By the time the city’s core rose into view, Grey knew he would have to abandon the interstate. There was simply no way around the cars, and the situation was only going to get worse the closer he got. He drew the truck into the parking lot of a 7-Eleven and checked his map. The best route would be circling downtown to the south, he decided, though this was just a guess; he didn’t know Denver at all.
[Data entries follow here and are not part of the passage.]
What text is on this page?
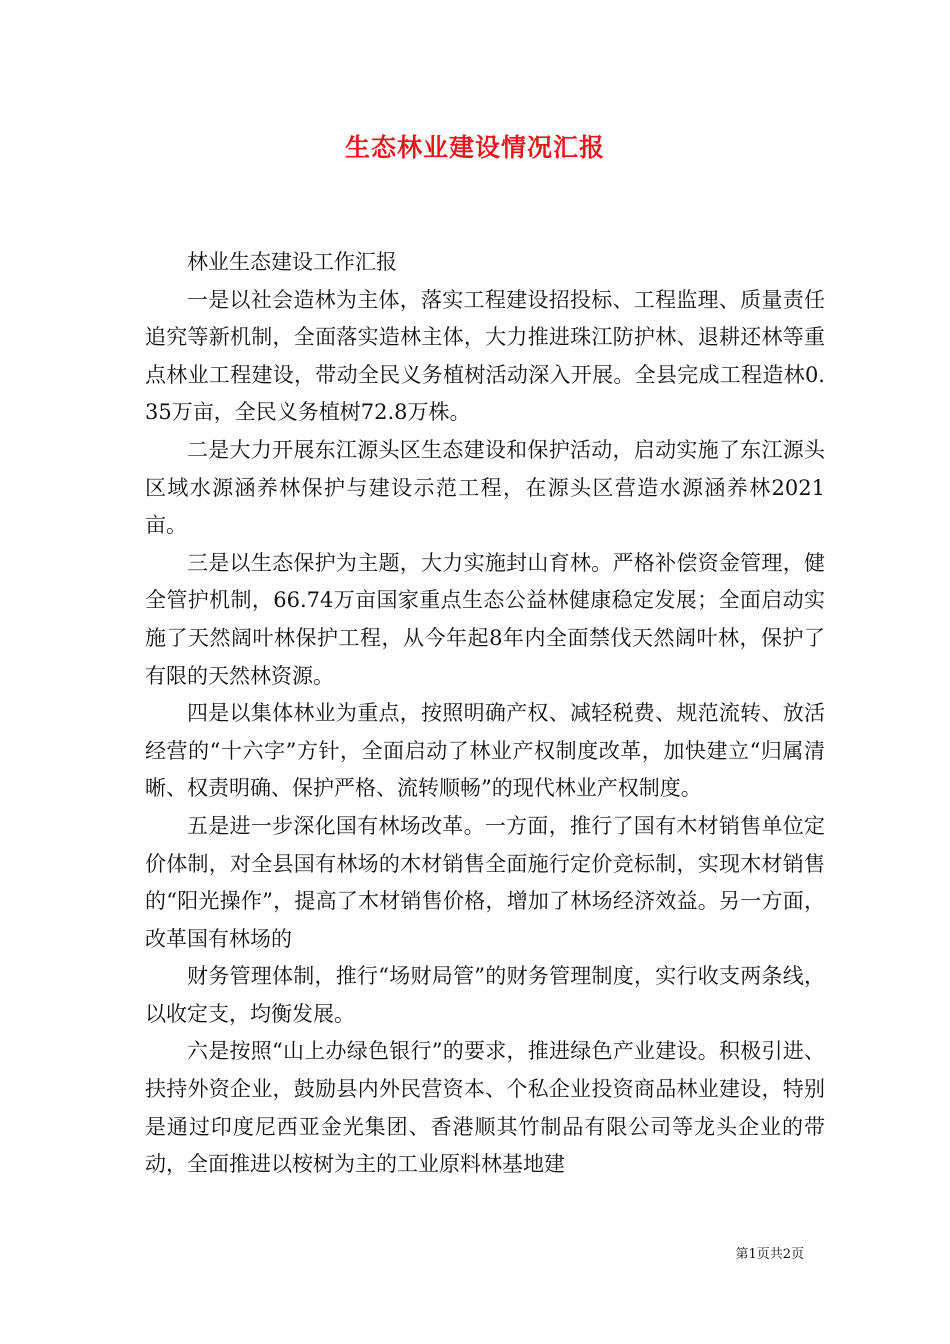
生态林业建设情况汇报

林业生态建设工作汇报

一是以社会造林为主体，落实工程建设招投标、工程监理、质量责任追究等新机制，全面落实造林主体，大力推进珠江防护林、退耕还林等重点林业工程建设，带动全民义务植树活动深入开展。全县完成工程造林0.35万亩，全民义务植树72.8万株。

二是大力开展东江源头区生态建设和保护活动，启动实施了东江源头区域水源涵养林保护与建设示范工程，在源头区营造水源涵养林2021亩。

三是以生态保护为主题，大力实施封山育林。严格补偿资金管理，健全管护机制，66.74万亩国家重点生态公益林健康稳定发展；全面启动实施了天然阔叶林保护工程，从今年起8年内全面禁伐天然阔叶林，保护了有限的天然林资源。

四是以集体林业为重点，按照明确产权、减轻税费、规范流转、放活经营的“十六字”方针，全面启动了林业产权制度改革，加快建立“归属清晰、权责明确、保护严格、流转顺畅”的现代林业产权制度。

五是进一步深化国有林场改革。一方面，推行了国有木材销售单位定价体制，对全县国有林场的木材销售全面施行定价竞标制，实现木材销售的“阳光操作”，提高了木材销售价格，增加了林场经济效益。另一方面，改革国有林场的

财务管理体制，推行“场财局管”的财务管理制度，实行收支两条线，以收定支，均衡发展。

六是按照“山上办绿色银行”的要求，推进绿色产业建设。积极引进、扶持外资企业，鼓励县内外民营资本、个私企业投资商品林业建设，特别是通过印度尼西亚金光集团、香港顺其竹制品有限公司等龙头企业的带动，全面推进以桉树为主的工业原料林基地建

第1页共2页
He veered south, then east again, picking his way through the suburbs. Everywhere was the same, not a living soul about. He wished he could at least have had the radio for company, but when he scanned up and down the dial, all he could get was the same empty wash of static he’d heard for a day and a half. For a while he honked the truck’s horn, thinking this might alert anyone left alive to his presence, but eventually he gave up. There was no one left to hear it. Denver was a crypt.